Sweet & Tangy With A Little Kick . . .
This quick BBQ sauce has become a favorite on briskets, ribs, grilled chicken, pulled pork and the occasional burger. Oh sure, you’ll find fancier recipes out there: a dash of Worcestershire with a smidge of smoked French salt, subtly flavored by oak barrels once used to age chardonnay. But here’s the thing: I have KIDS. If a cookout is going to happen at all this sauce needs to be made from scratch in ten minutes flat.
I must say, though, that for a super simple recipe this one has just the right amount of smokiness, sweetness, tang and heat.
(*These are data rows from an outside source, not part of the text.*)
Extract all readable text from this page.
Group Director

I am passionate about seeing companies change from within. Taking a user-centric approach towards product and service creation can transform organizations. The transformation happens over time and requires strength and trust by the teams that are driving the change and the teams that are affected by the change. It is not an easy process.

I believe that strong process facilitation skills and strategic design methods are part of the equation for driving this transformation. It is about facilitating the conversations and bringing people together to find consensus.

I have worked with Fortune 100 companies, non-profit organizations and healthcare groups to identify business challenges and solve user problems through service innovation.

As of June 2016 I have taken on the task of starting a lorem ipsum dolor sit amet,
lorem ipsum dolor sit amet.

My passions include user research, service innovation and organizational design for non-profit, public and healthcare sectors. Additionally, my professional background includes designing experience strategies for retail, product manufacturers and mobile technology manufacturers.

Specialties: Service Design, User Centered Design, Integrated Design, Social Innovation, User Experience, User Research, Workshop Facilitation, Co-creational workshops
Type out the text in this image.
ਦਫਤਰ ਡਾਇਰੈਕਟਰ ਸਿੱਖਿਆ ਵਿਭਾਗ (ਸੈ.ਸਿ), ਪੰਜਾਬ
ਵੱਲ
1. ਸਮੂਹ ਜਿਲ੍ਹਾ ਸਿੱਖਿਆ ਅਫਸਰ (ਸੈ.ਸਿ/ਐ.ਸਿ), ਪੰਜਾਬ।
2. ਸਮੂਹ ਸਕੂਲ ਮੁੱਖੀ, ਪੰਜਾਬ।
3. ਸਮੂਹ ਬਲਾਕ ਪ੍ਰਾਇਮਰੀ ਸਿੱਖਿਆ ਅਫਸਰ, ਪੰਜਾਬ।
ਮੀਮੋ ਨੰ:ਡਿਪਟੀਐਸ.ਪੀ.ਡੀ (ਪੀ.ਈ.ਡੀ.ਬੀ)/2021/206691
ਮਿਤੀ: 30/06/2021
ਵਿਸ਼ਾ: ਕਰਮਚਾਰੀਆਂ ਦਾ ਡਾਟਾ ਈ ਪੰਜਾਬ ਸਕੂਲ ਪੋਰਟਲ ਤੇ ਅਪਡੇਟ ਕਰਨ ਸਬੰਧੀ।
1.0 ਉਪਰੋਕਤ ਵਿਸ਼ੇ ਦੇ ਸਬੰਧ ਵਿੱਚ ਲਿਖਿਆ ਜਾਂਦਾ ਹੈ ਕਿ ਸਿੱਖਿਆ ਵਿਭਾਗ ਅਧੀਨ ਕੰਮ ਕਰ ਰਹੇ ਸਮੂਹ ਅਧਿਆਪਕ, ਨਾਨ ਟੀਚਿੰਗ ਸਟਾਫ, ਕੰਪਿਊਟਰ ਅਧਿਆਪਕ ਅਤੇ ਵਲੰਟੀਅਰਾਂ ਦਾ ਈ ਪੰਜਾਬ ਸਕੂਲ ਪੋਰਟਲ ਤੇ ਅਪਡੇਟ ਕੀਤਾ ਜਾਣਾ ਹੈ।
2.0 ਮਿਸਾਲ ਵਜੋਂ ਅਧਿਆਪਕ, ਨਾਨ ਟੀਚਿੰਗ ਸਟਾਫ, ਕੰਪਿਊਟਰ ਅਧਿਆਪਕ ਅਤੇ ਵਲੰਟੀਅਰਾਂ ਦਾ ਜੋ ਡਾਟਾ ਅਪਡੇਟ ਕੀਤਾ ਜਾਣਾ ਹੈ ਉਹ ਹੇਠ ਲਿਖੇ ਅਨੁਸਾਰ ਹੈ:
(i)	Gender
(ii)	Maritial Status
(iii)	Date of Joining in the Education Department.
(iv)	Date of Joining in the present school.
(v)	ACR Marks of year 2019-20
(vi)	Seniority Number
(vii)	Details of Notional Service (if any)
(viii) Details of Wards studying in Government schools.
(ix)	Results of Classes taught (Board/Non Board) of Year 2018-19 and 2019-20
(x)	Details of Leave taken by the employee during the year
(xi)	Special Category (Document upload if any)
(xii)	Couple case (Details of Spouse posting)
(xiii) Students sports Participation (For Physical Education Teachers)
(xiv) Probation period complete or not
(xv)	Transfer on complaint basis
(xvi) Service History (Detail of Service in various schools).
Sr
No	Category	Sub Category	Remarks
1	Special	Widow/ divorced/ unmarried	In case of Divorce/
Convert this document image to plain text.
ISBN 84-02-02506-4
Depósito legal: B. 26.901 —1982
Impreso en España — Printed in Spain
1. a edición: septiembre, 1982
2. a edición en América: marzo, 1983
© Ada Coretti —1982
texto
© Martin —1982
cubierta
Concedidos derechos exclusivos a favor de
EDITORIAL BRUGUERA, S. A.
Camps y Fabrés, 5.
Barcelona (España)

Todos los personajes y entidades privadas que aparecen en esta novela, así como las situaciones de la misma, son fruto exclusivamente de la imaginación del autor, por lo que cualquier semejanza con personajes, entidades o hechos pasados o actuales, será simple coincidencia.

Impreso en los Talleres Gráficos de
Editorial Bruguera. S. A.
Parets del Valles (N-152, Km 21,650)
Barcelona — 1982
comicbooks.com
It definitely tastes better on the back porch with a cold glass of mint-infused water, so run that cabbage through the food processor real quick and mix up the slaw outside!
- 7 oz tomato paste (I like this brand because it comes in glass jars)
- ½ cup apple cider vinegar (where to buy apple cider vinegar)
- 2 tablespoons unsulphured blackstrap molasses (where to buy organic, unsulphured blackstrap molasses)
- ½ cup raw honey (where to buy raw honey)
- 1 tablespoon onion powder (where to buy organic onion powder)
- ¼ teaspoon garlic powder (where to buy organic garlic powder)
- ½ teaspoon unrefined sea salt (where to buy sea salt)
- ¼ - 2 teaspoons chipotle chili powder, or more to taste * (where to buy chipotle chili powder)
- ½ teaspoon dijon mustard, or more to taste.
- ½ teaspoon smoked paprika
- cayenne pepper to taste
- Add ingredients to a saucepan and simmer for 5-7 minutes, or until it reaches the thickness you prefer. Add cayenne to taste. If more tang is desired, add a little more mustard.